Something powerful seized hold of me, as of a great hand wrapped around my spine. I knew that I had experienced this strange sensation before, but I could not quite remember where. And then Estrella pointed into the heart of the terrible brilliance ahead of us. In the shimmering light there, I thought could make out flashes of green that looked like trees.

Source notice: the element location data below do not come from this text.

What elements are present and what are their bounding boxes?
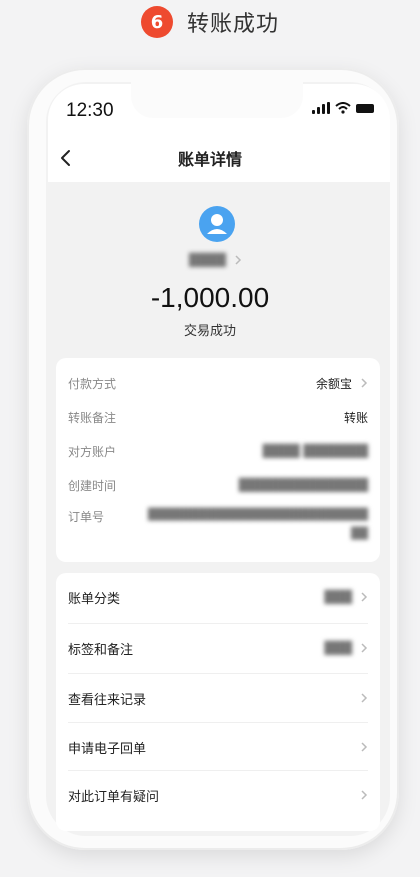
action-label: 账单分类 bbox=[68, 591, 121, 607]
transaction-status: 交易成功 bbox=[183, 324, 236, 339]
detail-value: ████ ███████ bbox=[262, 444, 368, 458]
transaction-amount: -1,000.00 bbox=[150, 282, 270, 313]
detail-label: 转账备注 bbox=[68, 410, 117, 425]
detail-label: 订单号 bbox=[68, 510, 105, 524]
chevron-right-icon bbox=[361, 790, 368, 800]
chevron-right-icon bbox=[361, 693, 368, 703]
signal-icon bbox=[312, 102, 330, 114]
status-icons bbox=[312, 100, 374, 116]
detail-row-created-time: 创建时间 ██████████████ bbox=[68, 474, 368, 496]
chevron-right-icon bbox=[235, 255, 241, 265]
action-row-history[interactable]: 查看往来记录 bbox=[68, 674, 368, 722]
detail-label: 对方账户 bbox=[68, 444, 117, 459]
actions-card: 账单分类 ███ 标签和备注 ███ 查看往来记录 申请电子回单 对此订单有疑问 bbox=[56, 573, 380, 831]
detail-row-transfer-note: 转账备注 转账 bbox=[68, 406, 368, 428]
status-time: 12:30 bbox=[66, 100, 114, 121]
action-row-bill-category[interactable]: 账单分类 ███ bbox=[68, 573, 368, 621]
step-title: 转账成功 bbox=[186, 12, 279, 37]
action-label: 对此订单有疑问 bbox=[68, 789, 160, 805]
battery-icon bbox=[356, 103, 374, 113]
chevron-right-icon bbox=[361, 643, 368, 653]
action-row-order-question[interactable]: 对此订单有疑问 bbox=[68, 771, 368, 819]
detail-value: 转账 bbox=[343, 410, 368, 425]
detail-row-order-number: 订单号 ██████████████████████████ ██ bbox=[68, 508, 368, 548]
action-label: 申请电子回单 bbox=[68, 741, 147, 757]
detail-row-counterparty-account: 对方账户 ████ ███████ bbox=[68, 440, 368, 462]
counterparty-name: ████ bbox=[189, 253, 226, 267]
chevron-right-icon bbox=[361, 742, 368, 752]
page-title: 账单详情 bbox=[177, 150, 242, 169]
detail-label: 付款方式 bbox=[68, 376, 117, 391]
detail-row-payment-method[interactable]: 付款方式 余额宝 bbox=[68, 372, 368, 394]
detail-label: 创建时间 bbox=[68, 478, 117, 493]
chevron-right-icon bbox=[361, 592, 368, 602]
detail-value: ██████████████████████████ bbox=[148, 508, 368, 521]
wifi-icon bbox=[335, 102, 351, 114]
chevron-right-icon bbox=[361, 378, 368, 388]
counterparty-name-link[interactable]: ████ bbox=[189, 252, 267, 268]
action-value: ███ bbox=[324, 590, 352, 604]
avatar-icon bbox=[199, 206, 235, 242]
action-row-tags-notes[interactable]: 标签和备注 ███ bbox=[68, 624, 368, 672]
detail-value: ██████████████ bbox=[238, 478, 368, 492]
details-card: 付款方式 余额宝 转账备注 转账 对方账户 ████ ███████ 创建时间 … bbox=[56, 358, 380, 562]
action-value: ███ bbox=[324, 641, 352, 655]
action-row-e-receipt[interactable]: 申请电子回单 bbox=[68, 723, 368, 771]
detail-value: 余额宝 bbox=[315, 376, 352, 391]
step-header: 6 转账成功 bbox=[0, 4, 420, 40]
action-label: 标签和备注 bbox=[68, 642, 134, 658]
detail-value-line2: ██ bbox=[351, 527, 368, 540]
step-number-badge: 6 bbox=[140, 6, 173, 38]
phone-notch bbox=[131, 82, 303, 118]
action-label: 查看往来记录 bbox=[68, 692, 147, 708]
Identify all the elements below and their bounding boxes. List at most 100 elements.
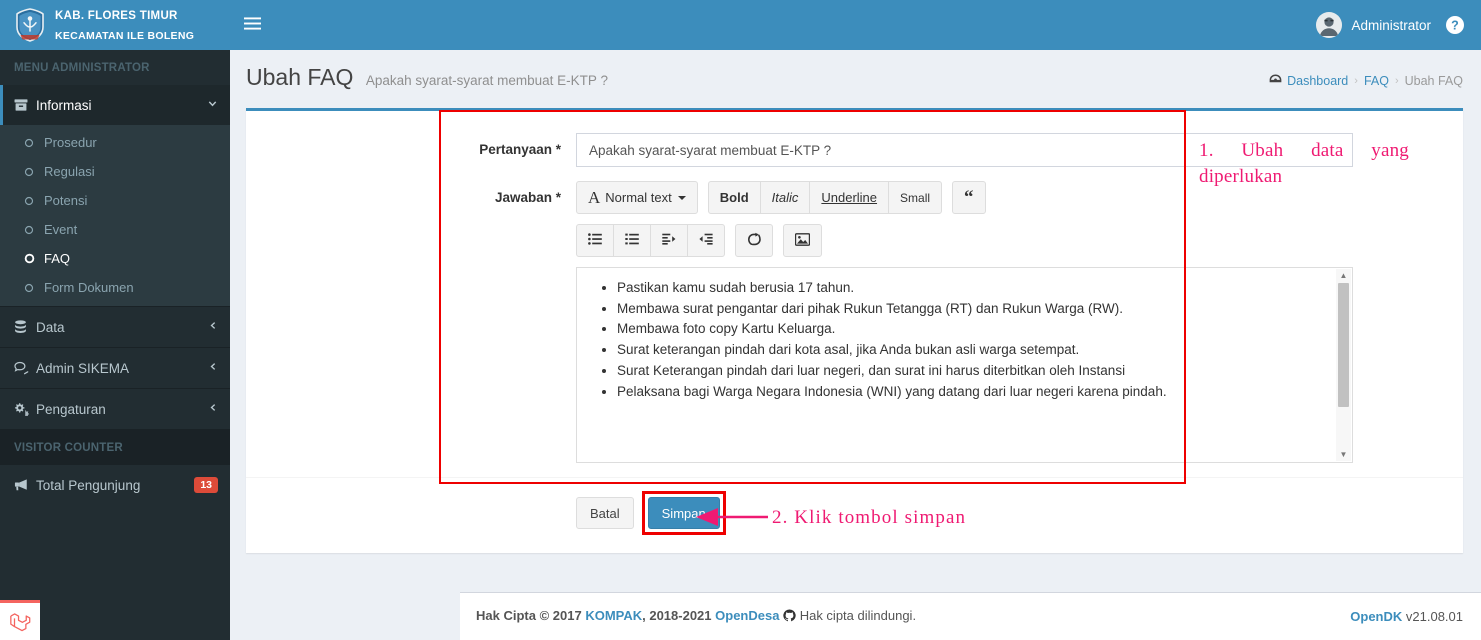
bullhorn-icon	[14, 478, 36, 492]
sidebar-subitem-label: Prosedur	[44, 135, 97, 150]
link-button[interactable]	[735, 224, 773, 257]
sidebar-item-label: Admin SIKEMA	[36, 360, 130, 376]
scrollbar-thumb[interactable]	[1338, 283, 1349, 407]
hamburger-icon[interactable]	[244, 16, 261, 35]
sidebar-visitor-header: VISITOR COUNTER	[0, 430, 230, 465]
list-item: Pastikan kamu sudah berusia 17 tahun.	[617, 278, 1330, 298]
circle-o-icon	[24, 253, 44, 264]
avatar	[1316, 12, 1343, 38]
link-group	[735, 224, 773, 257]
sidebar-item-admin-sikema[interactable]: Admin SIKEMA	[0, 348, 230, 388]
regency-emblem-icon	[14, 8, 46, 42]
answer-field-wrap: A Normal text Bold Italic Underline Smal…	[576, 181, 1463, 463]
text-style-dropdown[interactable]: A Normal text	[576, 181, 698, 214]
page-footer: Hak Cipta © 2017 KOMPAK, 2018-2021 OpenD…	[460, 592, 1481, 640]
outdent-button[interactable]	[687, 224, 725, 257]
sidebar-item-label: Data	[36, 319, 65, 335]
page-title: Ubah FAQ	[246, 64, 354, 90]
blockquote-icon: “	[964, 186, 974, 208]
blockquote-group: “	[952, 181, 986, 214]
sidebar: KAB. FLORES TIMUR KECAMATAN ILE BOLENG M…	[0, 0, 230, 640]
breadcrumb-item-faq[interactable]: FAQ	[1364, 74, 1389, 88]
breadcrumb-label: Dashboard	[1287, 74, 1349, 88]
breadcrumb-separator: ›	[1354, 75, 1358, 87]
sidebar-subitem-faq[interactable]: FAQ	[0, 244, 230, 273]
sidebar-item-pengaturan[interactable]: Pengaturan	[0, 389, 230, 429]
bold-button[interactable]: Bold	[707, 181, 761, 214]
circle-o-icon	[24, 138, 44, 148]
opendk-brand: OpenDK	[1350, 609, 1403, 624]
italic-button[interactable]: Italic	[759, 181, 811, 214]
sidebar-item-label: Informasi	[36, 97, 92, 113]
breadcrumb: Dashboard › FAQ › Ubah FAQ	[1269, 74, 1463, 88]
small-button[interactable]: Small	[888, 181, 943, 214]
answer-list: Pastikan kamu sudah berusia 17 tahun. Me…	[589, 278, 1330, 401]
sidebar-item-label: Total Pengunjung	[36, 477, 141, 493]
circle-o-icon	[24, 225, 44, 235]
comments-icon	[14, 361, 36, 375]
question-label: Pertanyaan *	[479, 142, 561, 157]
link-share-icon	[747, 232, 761, 249]
blockquote-button[interactable]: “	[952, 181, 986, 214]
answer-row: Jawaban * A Normal text Bold Italic Unde…	[246, 181, 1463, 463]
copyright-tail: Hak cipta dilindungi.	[799, 608, 917, 623]
sidebar-subitem-potensi[interactable]: Potensi	[0, 186, 230, 215]
scroll-up-arrow-icon[interactable]: ▲	[1340, 271, 1348, 280]
brand-line-1: KAB. FLORES TIMUR	[55, 10, 178, 23]
circle-o-icon	[24, 167, 44, 177]
breadcrumb-separator: ›	[1394, 75, 1399, 87]
circle-o-icon	[24, 283, 44, 293]
image-button[interactable]	[783, 224, 822, 257]
circle-o-icon	[24, 196, 44, 206]
page-title-group: Ubah FAQ Apakah syarat-syarat membuat E-…	[246, 64, 608, 91]
app-root: KAB. FLORES TIMUR KECAMATAN ILE BOLENG M…	[0, 0, 1481, 640]
answer-editor-content[interactable]: Pastikan kamu sudah berusia 17 tahun. Me…	[577, 268, 1352, 401]
chevron-left-icon	[208, 320, 218, 334]
brand-header[interactable]: KAB. FLORES TIMUR KECAMATAN ILE BOLENG	[0, 0, 230, 50]
sidebar-subitem-regulasi[interactable]: Regulasi	[0, 157, 230, 186]
sidebar-item-total-pengunjung[interactable]: Total Pengunjung 13	[0, 465, 230, 505]
database-icon	[14, 320, 36, 334]
sidebar-subitem-prosedur[interactable]: Prosedur	[0, 128, 230, 157]
version-info: OpenDK v21.08.01	[1350, 609, 1463, 624]
github-icon	[783, 609, 796, 625]
copyright-mid: , 2018-2021	[642, 608, 716, 623]
list-indent-group	[576, 224, 725, 257]
sidebar-item-informasi[interactable]: Informasi	[0, 85, 230, 125]
text-style-group: A Normal text	[576, 181, 698, 214]
archive-icon	[14, 98, 36, 112]
underline-button[interactable]: Underline	[809, 181, 890, 214]
list-item: Surat Keterangan pindah dari luar negeri…	[617, 361, 1330, 381]
sidebar-subitem-event[interactable]: Event	[0, 215, 230, 244]
kompak-link[interactable]: KOMPAK	[585, 608, 642, 623]
unordered-list-button[interactable]	[576, 224, 614, 257]
list-item: Surat keterangan pindah dari kota asal, …	[617, 340, 1330, 360]
chevron-left-icon	[208, 402, 218, 416]
text-style-label: Normal text	[605, 190, 672, 205]
editor-scrollbar[interactable]: ▲ ▼	[1336, 269, 1351, 461]
user-menu[interactable]: Administrator	[1316, 12, 1431, 38]
cancel-button[interactable]: Batal	[576, 497, 634, 529]
laravel-logo-icon	[0, 600, 40, 640]
question-circle-icon[interactable]: ?	[1445, 15, 1465, 35]
caret-down-icon	[677, 195, 686, 200]
breadcrumb-item-dashboard[interactable]: Dashboard	[1269, 74, 1348, 88]
ordered-list-button[interactable]	[613, 224, 651, 257]
sidebar-submenu-informasi: Prosedur Regulasi Potensi Event FAQ Form…	[0, 125, 230, 306]
opendesa-link[interactable]: OpenDesa	[715, 608, 779, 623]
scroll-down-arrow-icon[interactable]: ▼	[1340, 450, 1348, 459]
sidebar-item-data[interactable]: Data	[0, 307, 230, 347]
brand-text: KAB. FLORES TIMUR KECAMATAN ILE BOLENG	[55, 5, 194, 44]
image-group	[783, 224, 822, 257]
answer-editor[interactable]: Pastikan kamu sudah berusia 17 tahun. Me…	[576, 267, 1353, 463]
chevron-left-icon	[208, 361, 218, 375]
sidebar-subitem-label: Regulasi	[44, 164, 95, 179]
editor-toolbar-row-2	[576, 224, 1353, 257]
breadcrumb-item-current: Ubah FAQ	[1404, 74, 1463, 88]
dashboard-icon	[1269, 74, 1282, 88]
content-header: Ubah FAQ Apakah syarat-syarat membuat E-…	[230, 50, 1481, 102]
indent-icon	[662, 233, 676, 248]
indent-button[interactable]	[650, 224, 688, 257]
unordered-list-icon	[588, 233, 602, 248]
sidebar-subitem-form-dokumen[interactable]: Form Dokumen	[0, 273, 230, 302]
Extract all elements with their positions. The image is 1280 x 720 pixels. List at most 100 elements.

'The sun has addled your wits,' Sunji said to me when I mentioned this. He squinted into the dazzling distances and shook his head. 'It is the madness that precedes sunstroke. We should pitch our tents and take shelter before it grows even hotter.'
I gazed down at Maram, bound to his litter, and I said, 'No, we must go on.'
It was Master Juwain who noticed the clouds above us: all puffy and white, and drifting in from the east, west and south toward a point just beyond the impossibly bright horizon.
'Strange,' Master Juwain murmured. 'How very strange!'
Liljana, who sat next to him on top of her exhausted horse, seemed to read his thoughts, and she said, 'Can it be that one of the Vilds lies here?'
At the look of puzzlement in Sunji's and Maidro's eyes, she told of the magic woods called Vilds that could be found at certain secret places in the world.